If SHOW TABLES works but SELECT fails:

  • check whether delta_lake.properties really contains the S3 settings
  • confirm Trino has been restarted and loaded the new configuration

If you see:

No factory for location: s3://.../_delta_log

the current Trino instance still cannot read S3.

If you see:

Error getting snapshot for hybench_sf10.customer

the Trino-side S3 / Delta read configuration is still not effective.

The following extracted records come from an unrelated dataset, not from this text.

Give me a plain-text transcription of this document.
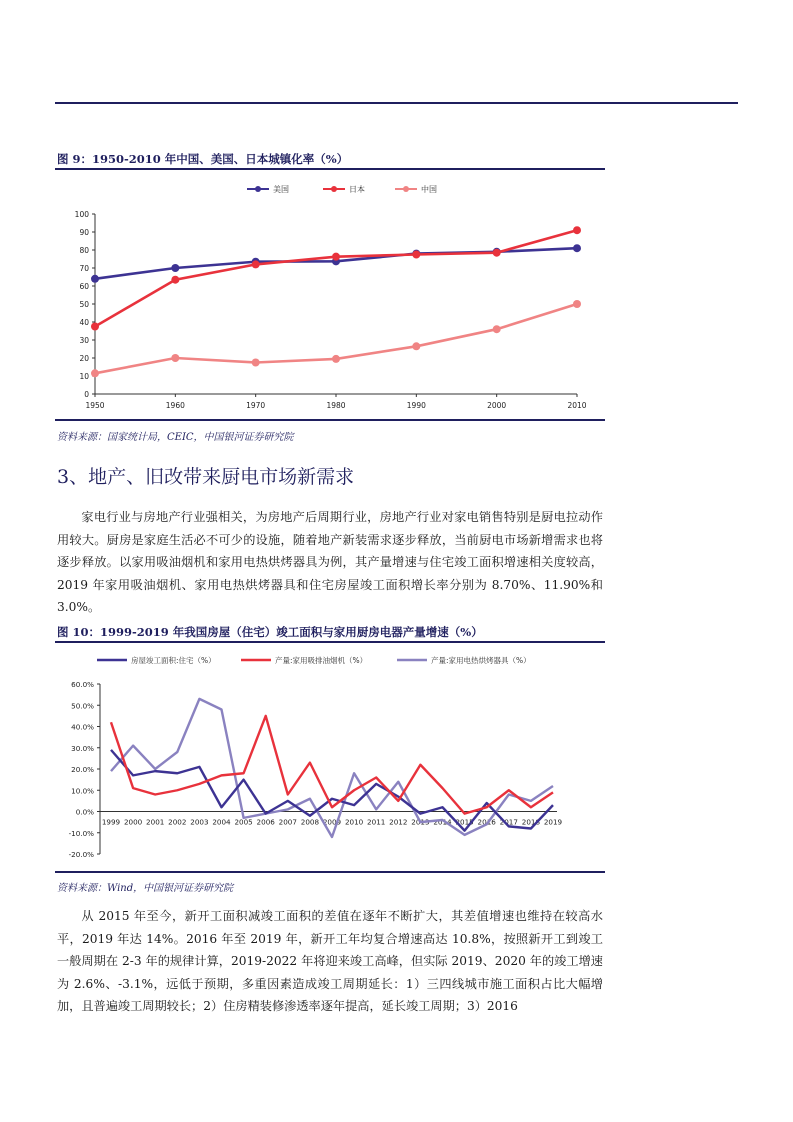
图 9：1950-2010 年中国、美国、日本城镇化率（%）
美国	日本	中国
0
10
20
30
40
50
60
70
80
90
100
1950	1960	1970	1980	1990	2000	2010
资料来源：国家统计局，CEIC，中国银河证券研究院
3、地产、旧改带来厨电市场新需求

家电行业与房地产行业强相关，为房地产后周期行业，房地产行业对家电销售特别是厨电拉动作用较大。厨房是家庭生活必不可少的设施，随着地产新装需求逐步释放，当前厨电市场新增需求也将逐步释放。以家用吸油烟机和家用电热烘烤器具为例，其产量增速与住宅竣工面积增速相关度较高，2019 年家用吸油烟机、家用电热烘烤器具和住宅房屋竣工面积增长率分别为 8.70%、11.90%和 3.0%。

图 10：1999-2019 年我国房屋（住宅）竣工面积与家用厨房电器产量增速（%）
房屋竣工面积:住宅（%）	产量:家用吸排油烟机（%）	产量:家用电热烘烤器具（%）
-20.0%
-10.0%
0.0%
10.0%
20.0%
30.0%
40.0%
50.0%
60.0%
1999 2000 2001 2002 2003 2004 2005 2006 2007 2008 2009 2010 2011 2012 2013 2014 2015 2016 2017 2018 2019
资料来源：Wind，中国银河证券研究院

从 2015 年至今，新开工面积减竣工面积的差值在逐年不断扩大，其差值增速也维持在较高水平，2019 年达 14%。2016 年至 2019 年，新开工年均复合增速高达 10.8%，按照新开工到竣工一般周期在 2-3 年的规律计算，2019-2022 年将迎来竣工高峰，但实际 2019、2020 年的竣工增速为 2.6%、-3.1%，远低于预期，多重因素造成竣工周期延长：1）三四线城市施工面积占比大幅增加，且普遍竣工周期较长；2）住房精装修渗透率逐年提高，延长竣工周期；3）2016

If you need to enable DV on an existing table, you can run:

/home/ubuntu/disk1/opt/trino-cli/trino \
  --server http://127.0.0.1:8080 \
  --execute "ALTER TABLE delta_lake.hybench_sf10.customer SET PROPERTIES delta.enableDeletionVectors = true"

Or in Spark SQL:

ALTER TABLE delta.`s3a://home-zinuo/deltalake/hybench_sf10/customer`
SET TBLPROPERTIES ('delta.enableDeletionVectors'='true');

6. Start CDC Updates

Start the local dependency services first:

./scripts/start-local-cdc-stack.sh

Then start the full sf10 CDC workload:

./scripts/run-cdc-hybench-sf10.sh

The local benchmark definitions used by CDC are controlled in etc/pixels-spark.properties:

pixels.cdc.benchmark=hybench

To switch to CHBenCHMark:

pixels.cdc.benchmark=chbenchmark

This starts one Spark CDC job for each of:

  • customer
  • company
  • savingaccount
  • checkingaccount
  • transfer
  • checking
  • loanapps
  • loantrans

If you only want to validate source polling without executing the Delta merge, run:

./scripts/run-delta-merge.sh \
  --database pixels_bench \
  --table savingaccount \
  --rpc-host localhost \
  --rpc-port 9091 \
  --metadata-host localhost \
  --metadata-port 18888 \
  --mode polling \
  --trigger-mode processing-time \
  --trigger-interval "10 seconds" \
  --sink-mode noop

By default, CDC pulls all source buckets defined by node.bucket.num in $PIXELS_HOME/etc/pixels.properties; do not pass --buckets manually.

Notes:

  • CDC source schemas come from the benchmark definition files
  • CDC merge primary-key columns also come from the benchmark definition files
  • CDC no longer depends on the Pixels metadata service for schema or primary-key definitions

7. Start Monitoring

Start metric collection:

./scripts/collect-cdc-metrics.sh

Start the web monitor:

python3 ./scripts/cdc_web_monitor.py

Open:

http://127.0.0.1:8084

The monitor reports:

  • dependency service status
  • per-table CDC job status
  • CPU / RSS / uptime for each Spark job
  • machine-wide load1
  • machine-wide used and available memory
  • disk usage for the filesystem under /tmp

If you care about overall CPU and memory rather than just one job, look at the System section at the top of the page.